Fergus Couch, Ph.D., receives Outstanding Investigator Award for Breast Cancer Research
Fergus Couch, Ph.D. (PATH ’97), chair of the Division of Experimental Pathology in the Department of Laboratory Medicine and Pathology at Mayo Clinic in Rochester, received the ninth annual Outstanding Investigator Award for Breast Cancer Research, funded by Susan G. Komen, from the American Association for Cancer Research (AACR).
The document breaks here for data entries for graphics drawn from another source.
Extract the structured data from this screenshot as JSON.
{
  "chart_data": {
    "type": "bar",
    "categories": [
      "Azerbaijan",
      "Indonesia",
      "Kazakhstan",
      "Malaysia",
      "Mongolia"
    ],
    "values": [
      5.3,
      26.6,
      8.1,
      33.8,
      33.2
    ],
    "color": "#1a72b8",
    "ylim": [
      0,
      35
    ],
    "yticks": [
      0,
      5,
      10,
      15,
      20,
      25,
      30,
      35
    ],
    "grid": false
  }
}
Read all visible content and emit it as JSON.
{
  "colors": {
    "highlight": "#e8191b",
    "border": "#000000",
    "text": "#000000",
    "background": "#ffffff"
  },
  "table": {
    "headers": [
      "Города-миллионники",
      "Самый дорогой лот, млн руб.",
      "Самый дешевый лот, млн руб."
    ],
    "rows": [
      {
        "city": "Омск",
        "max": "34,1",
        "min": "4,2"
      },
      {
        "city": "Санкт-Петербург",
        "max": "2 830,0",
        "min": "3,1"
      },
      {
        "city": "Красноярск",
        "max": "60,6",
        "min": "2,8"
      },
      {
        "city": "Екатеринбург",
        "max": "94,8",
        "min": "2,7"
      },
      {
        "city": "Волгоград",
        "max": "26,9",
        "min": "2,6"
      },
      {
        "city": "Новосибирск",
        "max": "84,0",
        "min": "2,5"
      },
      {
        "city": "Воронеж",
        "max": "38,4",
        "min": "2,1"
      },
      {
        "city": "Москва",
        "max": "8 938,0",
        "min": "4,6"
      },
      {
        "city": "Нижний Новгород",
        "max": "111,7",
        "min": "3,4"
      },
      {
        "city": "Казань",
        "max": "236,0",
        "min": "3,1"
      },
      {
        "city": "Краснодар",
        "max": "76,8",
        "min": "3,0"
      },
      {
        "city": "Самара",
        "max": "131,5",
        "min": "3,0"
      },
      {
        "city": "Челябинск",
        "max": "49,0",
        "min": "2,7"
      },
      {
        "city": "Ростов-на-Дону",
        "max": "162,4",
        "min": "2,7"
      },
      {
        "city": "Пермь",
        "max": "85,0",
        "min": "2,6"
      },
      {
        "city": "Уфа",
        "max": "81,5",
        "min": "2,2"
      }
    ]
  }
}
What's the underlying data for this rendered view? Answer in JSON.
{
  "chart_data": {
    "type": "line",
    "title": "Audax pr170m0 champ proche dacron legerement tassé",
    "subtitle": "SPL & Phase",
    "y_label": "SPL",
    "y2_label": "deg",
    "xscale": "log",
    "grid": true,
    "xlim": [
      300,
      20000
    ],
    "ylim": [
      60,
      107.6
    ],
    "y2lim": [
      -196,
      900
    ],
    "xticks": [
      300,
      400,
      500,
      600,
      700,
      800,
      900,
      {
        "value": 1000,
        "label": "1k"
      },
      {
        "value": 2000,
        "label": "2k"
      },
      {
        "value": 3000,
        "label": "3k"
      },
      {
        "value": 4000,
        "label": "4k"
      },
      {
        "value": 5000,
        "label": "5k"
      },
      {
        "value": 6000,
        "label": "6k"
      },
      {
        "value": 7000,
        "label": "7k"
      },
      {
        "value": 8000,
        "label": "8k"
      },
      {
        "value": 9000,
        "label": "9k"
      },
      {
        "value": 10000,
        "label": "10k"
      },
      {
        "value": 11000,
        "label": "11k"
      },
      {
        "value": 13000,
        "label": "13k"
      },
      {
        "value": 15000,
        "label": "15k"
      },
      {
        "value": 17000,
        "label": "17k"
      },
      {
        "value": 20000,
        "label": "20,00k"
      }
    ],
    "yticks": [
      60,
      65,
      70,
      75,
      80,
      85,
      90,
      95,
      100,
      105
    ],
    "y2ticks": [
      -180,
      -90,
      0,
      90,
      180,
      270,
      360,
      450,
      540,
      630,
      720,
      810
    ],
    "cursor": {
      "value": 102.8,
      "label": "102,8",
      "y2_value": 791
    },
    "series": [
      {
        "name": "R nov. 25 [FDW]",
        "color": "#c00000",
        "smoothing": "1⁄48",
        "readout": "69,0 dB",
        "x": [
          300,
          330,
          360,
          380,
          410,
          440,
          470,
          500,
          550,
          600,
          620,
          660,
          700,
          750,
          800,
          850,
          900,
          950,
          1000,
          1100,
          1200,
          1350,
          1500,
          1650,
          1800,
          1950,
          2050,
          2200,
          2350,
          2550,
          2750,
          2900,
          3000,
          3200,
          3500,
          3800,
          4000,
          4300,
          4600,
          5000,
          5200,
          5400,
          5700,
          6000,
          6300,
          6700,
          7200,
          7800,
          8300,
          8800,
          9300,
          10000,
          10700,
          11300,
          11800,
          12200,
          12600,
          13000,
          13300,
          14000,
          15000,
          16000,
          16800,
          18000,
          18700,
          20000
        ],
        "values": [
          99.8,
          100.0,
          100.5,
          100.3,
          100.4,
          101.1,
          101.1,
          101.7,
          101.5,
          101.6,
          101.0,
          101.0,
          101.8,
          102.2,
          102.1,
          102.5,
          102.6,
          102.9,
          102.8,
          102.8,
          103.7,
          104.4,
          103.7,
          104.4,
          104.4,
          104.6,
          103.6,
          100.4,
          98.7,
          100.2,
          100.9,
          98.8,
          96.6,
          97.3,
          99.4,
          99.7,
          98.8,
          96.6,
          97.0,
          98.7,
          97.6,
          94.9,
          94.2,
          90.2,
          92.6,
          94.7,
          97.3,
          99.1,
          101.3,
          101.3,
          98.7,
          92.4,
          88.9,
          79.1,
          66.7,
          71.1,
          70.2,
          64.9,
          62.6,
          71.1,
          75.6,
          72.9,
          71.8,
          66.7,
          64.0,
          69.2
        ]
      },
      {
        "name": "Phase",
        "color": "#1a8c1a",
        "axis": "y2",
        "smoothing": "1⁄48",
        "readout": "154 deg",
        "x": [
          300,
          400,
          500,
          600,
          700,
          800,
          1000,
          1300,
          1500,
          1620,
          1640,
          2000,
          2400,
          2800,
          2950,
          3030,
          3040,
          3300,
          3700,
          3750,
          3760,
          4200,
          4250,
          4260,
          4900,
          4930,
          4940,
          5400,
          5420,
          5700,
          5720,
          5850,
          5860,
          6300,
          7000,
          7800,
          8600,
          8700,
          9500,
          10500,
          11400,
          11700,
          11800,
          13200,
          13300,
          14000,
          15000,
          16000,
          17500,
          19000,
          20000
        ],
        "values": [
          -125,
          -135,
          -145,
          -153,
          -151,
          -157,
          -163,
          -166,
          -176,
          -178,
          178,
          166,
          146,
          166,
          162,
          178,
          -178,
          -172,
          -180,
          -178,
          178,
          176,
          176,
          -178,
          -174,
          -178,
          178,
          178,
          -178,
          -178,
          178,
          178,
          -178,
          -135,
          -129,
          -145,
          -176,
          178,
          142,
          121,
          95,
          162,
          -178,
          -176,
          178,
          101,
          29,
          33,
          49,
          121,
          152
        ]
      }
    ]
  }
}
The award recognizes an investigator of no more than 50 years of age whose novel and significant work has had or may have a far-reaching impact on the etiology, detection, diagnosis, treatment or prevention of breast cancer. Dr. Couch was honored for his seminal work in identifying the inherited genes and mutations that predispose individuals to breast cancer. Dr. Couch also is the Zbigniew and Anna M. Scheller Professor of Medical Research.
Much of his research has focused on determining the clinical relevance of inherited variants of uncertain significance (VUS) in breast cancer predisposition genes using genetic epidemiology and molecular biology approaches.
Dr. Couch is a national leader in cancer genetics and a founder and member of the Evidence-based Network for the Interpretation of Germline Mutant Alleles (ENIGMA) consortium, and a leader in the BRCA Challenge and the Prospective Registry of Multiplex Testing (PROMPT) initiatives aimed at understanding alterations in cancer predisposition genes. He also is a co-founder of the Consortium of Investigators of Modifiers of BRCA1/2 (CIMBA), a Triple Negative Breast Cancer Consortium (TNBCC), and a long-term member of the Breast Cancer Association Consortium.
Working with members of these consortia, Dr. Couch has led genome-wide association studies to identify common genetic variants that influence the risk of estrogen receptor negative and triple negative breast cancer and modify risks of breast cancer among carriers of germline BRCA1 and BRCA2 mutations.
In recent research, Dr. Couch has worked to estimate risks of breast cancer associated with pathogenic variants identified by clinical genetic testing using multigene panels and leads an effort to identify genetic factors that account of the missing hereditability of breast cancer.